The Kamala hype was based on a tried and tested method.
The media and its party manufactured an artificial crisis by suddenly talking about Biden’s poor state of mind which somehow disqualified him as a candidate, but not from running the country. After weeks or fight or flight responses and reptile brain panic, Biden was successfully ‘couped’ and Kamala was selected in a smoke-filled back room and trotted out as the party’s savior to orgasmic cries of “Joy, Joy, Joy” akin to a religious service.
Everything was happy because the Democrats had been saved. The energy was fueled by a genuine sense of relief from a faked crisis. But that can only sustain itself for so long. After the convention, Kamala’s first interview tanked, and going into the debate, her poll numbers are well… limiting.
Jettisoning Biden shifted some numbers around. Kamala does better with women than Biden did, but her numbers among minorities is suffering because she performs worse with men. Some of the Dem energy is fading and Kamala’s job at the debate won’t be to provide policy proposals but some packaged snappy comebacks and attacks that the media will then play up incessantly after a debate most people won’t watch.
But even that can provide only so much relief since Trump polls better on most ‘substance’ issues.
Trump has the edge over Harris when voters were asked generally which candidate is better on whatever was their top issue. One caveat to this is that when voters were asked about specific issues, the results were more mixed and along the lines you would expect: Harris has an advantage on democracy (50 percent to 44 percent) and abortion (55 percent to 38 percent), and Trump has an advantage on immigration (53 percent to 42 percent) and the economy (56 percent to 40 percent).

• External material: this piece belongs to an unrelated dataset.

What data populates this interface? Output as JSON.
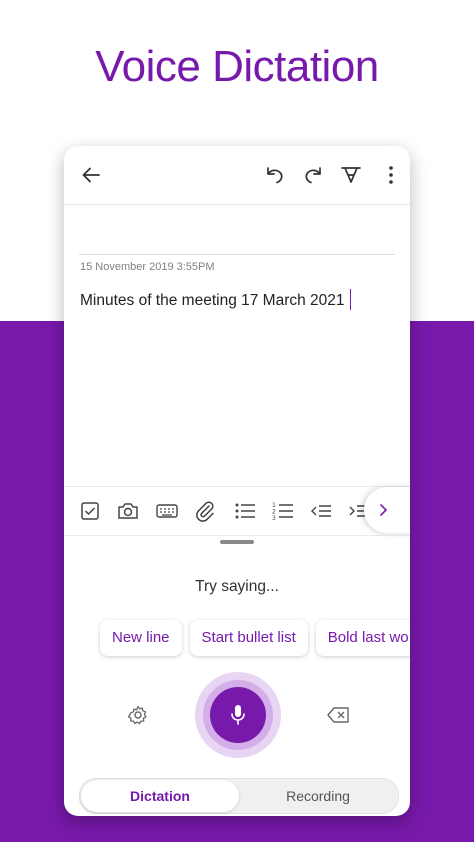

Democracy is not an actual issue that affects anyone’s life. Abortion, immigration and the economy are.
And most non-liberals are voting based on the economy.
The bottom line under all the noise is that Americans hate the way the country is now and the sales pitch for Kamala as the change candidate is working in the media and nowhere else.
But the Times poll douses some of those flames. It finds that 25 percent of respondents see her as representing “major change,” versus 51 percent for Trump. That’s a big problem given that 61 percent of voters in this poll say they want major change.
Not just a big problem. A huge problem.
Voters want substance and they’re not getting it. ‘Joy’ will help turn out a limited mostly liberal set, it won’t swing the election. And Kamala frantically trying to sound like she’s a Republican on the economy also will only do so much.